IOC Now Making the Beijing Olympics a Political and Social Matter

NY TIMES

BEIJING — The president of the International Olympic Committee,Jacques Rogge, offered a rare rebuke to the Chinese government on Thursday, calling on the authorities to respect its “moral engagement” to improve human rights and to provide the news media with greater access to the country ahead of the Beijing Games.

Mr. Rogge’s comments on China, made at a news conference here during which he described the protests that have dogged the torch relay as a “crisis” for the organization, were a departure from his previous statements that strenuously avoided any mention of politics.

The Chinese government immediately rejected Mr. Rogge’s remarks, saying they amounted to an unwelcome meddling in the country’s domestic affairs. “I believe I.O.C. officials support the Beijing Olympics and adherence to the Olympic charter of not bringing in any irrelevant political factors,” Jiang Yu, a Foreign Ministry spokeswoman, told reporters.

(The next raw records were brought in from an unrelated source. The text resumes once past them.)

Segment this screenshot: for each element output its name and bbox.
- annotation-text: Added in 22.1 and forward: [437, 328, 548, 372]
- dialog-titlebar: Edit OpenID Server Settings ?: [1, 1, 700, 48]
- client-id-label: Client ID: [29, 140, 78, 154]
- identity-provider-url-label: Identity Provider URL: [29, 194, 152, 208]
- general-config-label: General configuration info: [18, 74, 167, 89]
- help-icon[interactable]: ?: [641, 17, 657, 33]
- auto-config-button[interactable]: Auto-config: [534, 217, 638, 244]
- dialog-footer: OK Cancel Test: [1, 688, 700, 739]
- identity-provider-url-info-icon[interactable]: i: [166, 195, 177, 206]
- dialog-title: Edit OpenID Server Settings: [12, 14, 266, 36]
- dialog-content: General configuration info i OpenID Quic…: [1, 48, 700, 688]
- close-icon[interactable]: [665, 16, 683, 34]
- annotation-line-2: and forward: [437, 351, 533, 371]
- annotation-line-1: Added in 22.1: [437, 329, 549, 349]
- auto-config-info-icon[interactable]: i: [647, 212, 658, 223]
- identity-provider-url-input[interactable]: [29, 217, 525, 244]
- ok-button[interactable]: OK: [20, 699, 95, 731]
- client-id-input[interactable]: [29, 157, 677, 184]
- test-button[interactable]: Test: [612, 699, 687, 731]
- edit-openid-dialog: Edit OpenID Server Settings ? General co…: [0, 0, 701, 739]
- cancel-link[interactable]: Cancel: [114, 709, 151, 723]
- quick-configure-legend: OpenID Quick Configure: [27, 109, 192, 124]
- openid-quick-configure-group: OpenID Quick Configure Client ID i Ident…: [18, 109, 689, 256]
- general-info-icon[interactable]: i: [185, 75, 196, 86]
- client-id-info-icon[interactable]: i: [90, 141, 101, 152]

Despite the crisis, Mr. Rogge insisted that the skirmishes in London, Paris and San Francisco would not derail the six-continent pageant leading up to the Beijing Games in August.

“There is no scenario of interrupting or bringing the torch back to Beijing,” he said.

The chaos that has interrupted the torch relay and rattled the International Olympic Committee came as the authorities here announced the discovery of what they described as a plan by terrorists from the country’s restive Xinjiang region to disrupt the games by kidnapping foreign journalists, athletes and spectators at the Summer Games.

The authorities said they arrested 35 people and confiscated explosives and detonators belonging to a jihadist group based in Urumqi, the capital of Xinjiang, in the country’s far west, long a source of unrest among the region’s majority Muslim population.
In the past, officials have announced the discovery of similar plots without providing much evidence, including what they said last month was a plan to hijack an airplane. Some analysts have suggested that such crackdowns have been used as a distraction from internal unrest and a means to justify the suppression of separatist Muslim Uighurs.

Speaking before a two-day meeting of the Olympic committee’s executive board, Mr. Rogge condemned the protesters who had hounded torch bearers, but he also called on the Chinese authorities to honor their pledges to improve human rights and to give foreign journalists unfettered access to all parts of the country.

“We will do our best to have this be realized,” he said of a recent Chinese regulation that guarantees reporters the right to travel to all parts of the country, including Tibet, where access has been restricted since the outbreak of violence last month.